Sebelumnya pada rapat dengar pendapat Pertamina dengan DPR (6/6), Direktur Utama Pertamina, Elia Massa Manik telah mengeluhkan piutang ini kepada DPR agar memdapat perhatian dan jalan solusi.

“Sebenarnya kami telah melaporkan dalam rapat kordinasi dengan pak Menko dua kali mengenai kondisi keuangan Pertamina di tahun ini. Khususnya cash flow tagihan kami hampir mencapai Rp40 triliun ke pemerintah,” ungkapnya kepada Komisi VII DPR.

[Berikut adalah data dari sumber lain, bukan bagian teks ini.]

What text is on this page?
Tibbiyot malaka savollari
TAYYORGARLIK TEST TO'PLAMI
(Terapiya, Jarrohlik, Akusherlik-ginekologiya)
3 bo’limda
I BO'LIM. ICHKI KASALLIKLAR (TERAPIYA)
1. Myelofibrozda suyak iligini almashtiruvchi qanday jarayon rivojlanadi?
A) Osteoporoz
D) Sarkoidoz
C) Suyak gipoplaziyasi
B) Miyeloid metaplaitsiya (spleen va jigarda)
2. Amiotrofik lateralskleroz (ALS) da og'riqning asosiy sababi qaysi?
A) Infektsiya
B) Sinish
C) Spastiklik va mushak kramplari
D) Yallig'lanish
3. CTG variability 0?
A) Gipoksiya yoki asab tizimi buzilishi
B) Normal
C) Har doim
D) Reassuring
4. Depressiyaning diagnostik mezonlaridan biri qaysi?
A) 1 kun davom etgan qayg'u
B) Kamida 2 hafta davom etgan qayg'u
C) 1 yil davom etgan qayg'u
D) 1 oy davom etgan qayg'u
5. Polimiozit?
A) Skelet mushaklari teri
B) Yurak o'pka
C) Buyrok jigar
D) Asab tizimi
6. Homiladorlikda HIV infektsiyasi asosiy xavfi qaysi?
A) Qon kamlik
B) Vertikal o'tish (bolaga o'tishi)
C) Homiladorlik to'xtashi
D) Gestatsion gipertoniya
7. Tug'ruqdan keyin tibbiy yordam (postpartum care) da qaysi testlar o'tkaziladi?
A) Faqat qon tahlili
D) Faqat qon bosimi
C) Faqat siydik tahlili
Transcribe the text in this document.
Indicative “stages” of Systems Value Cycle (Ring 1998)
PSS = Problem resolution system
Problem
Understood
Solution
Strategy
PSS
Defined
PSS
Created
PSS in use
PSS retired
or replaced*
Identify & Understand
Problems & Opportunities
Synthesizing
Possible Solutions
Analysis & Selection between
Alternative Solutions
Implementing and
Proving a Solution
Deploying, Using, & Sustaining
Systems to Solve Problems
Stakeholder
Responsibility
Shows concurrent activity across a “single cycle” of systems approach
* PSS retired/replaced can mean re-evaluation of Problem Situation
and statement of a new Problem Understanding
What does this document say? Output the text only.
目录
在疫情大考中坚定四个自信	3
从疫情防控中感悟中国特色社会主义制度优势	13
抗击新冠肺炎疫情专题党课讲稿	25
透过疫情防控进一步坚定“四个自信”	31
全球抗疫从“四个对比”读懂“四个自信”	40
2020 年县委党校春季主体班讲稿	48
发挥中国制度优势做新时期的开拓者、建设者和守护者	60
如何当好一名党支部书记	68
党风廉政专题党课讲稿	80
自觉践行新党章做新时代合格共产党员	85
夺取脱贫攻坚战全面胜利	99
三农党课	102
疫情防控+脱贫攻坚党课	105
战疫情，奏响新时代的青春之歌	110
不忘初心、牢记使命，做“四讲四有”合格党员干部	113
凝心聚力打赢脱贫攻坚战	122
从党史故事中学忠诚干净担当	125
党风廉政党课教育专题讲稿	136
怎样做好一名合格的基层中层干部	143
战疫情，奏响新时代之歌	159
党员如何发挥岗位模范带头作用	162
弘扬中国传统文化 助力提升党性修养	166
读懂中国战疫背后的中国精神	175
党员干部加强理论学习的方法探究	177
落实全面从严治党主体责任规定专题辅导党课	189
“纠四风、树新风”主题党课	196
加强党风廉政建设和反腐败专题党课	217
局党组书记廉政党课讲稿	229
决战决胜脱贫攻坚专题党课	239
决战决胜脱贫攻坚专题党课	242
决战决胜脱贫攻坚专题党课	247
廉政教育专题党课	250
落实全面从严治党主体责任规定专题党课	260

Sementara berdasarkan pembukuan keuangan Pertamina per 31 Desember 2016, kas dan setara kas perusahaan tercatat USD 5,26 miliar atau setara Rp75,11 triliun. Sehingga, jumlah piutang ini saja sudah melebihi 50 persen dari total kas perseroan hingga akhir tahun lalu.

Namun apa daya, belum dibayarnya hutang tersebut bukan tanpa alasan, pemerinta juga tengah dirundung permasalahan yang sama. Diketahui hingga Mei realisasi penerimaan negara baru tercapai 33,4 persen atau sebesar 584,9 triliun dari target sebesar Rp1748 triliun. Artinya pemerintah menghadapi ancaman defisit anggaran.

Dengan demikian, permasalahan keuangan ini meneyebabkan kinerja pertamina terganggu. Beban penugasan dari pemerintah mengharuskan perusahaan plat merah itu mengkaji ulang perencanaan bisnisnya.

Yang pasti Pertamina telah menarik niatnya untuk ekspansi mengambil blok migas di Rusia pada tahun ini. Adapun beberapa penugasan yang menguras keuangan pertamina yakni Program BBM satu harga dan BBM Penugasan jenis Premium.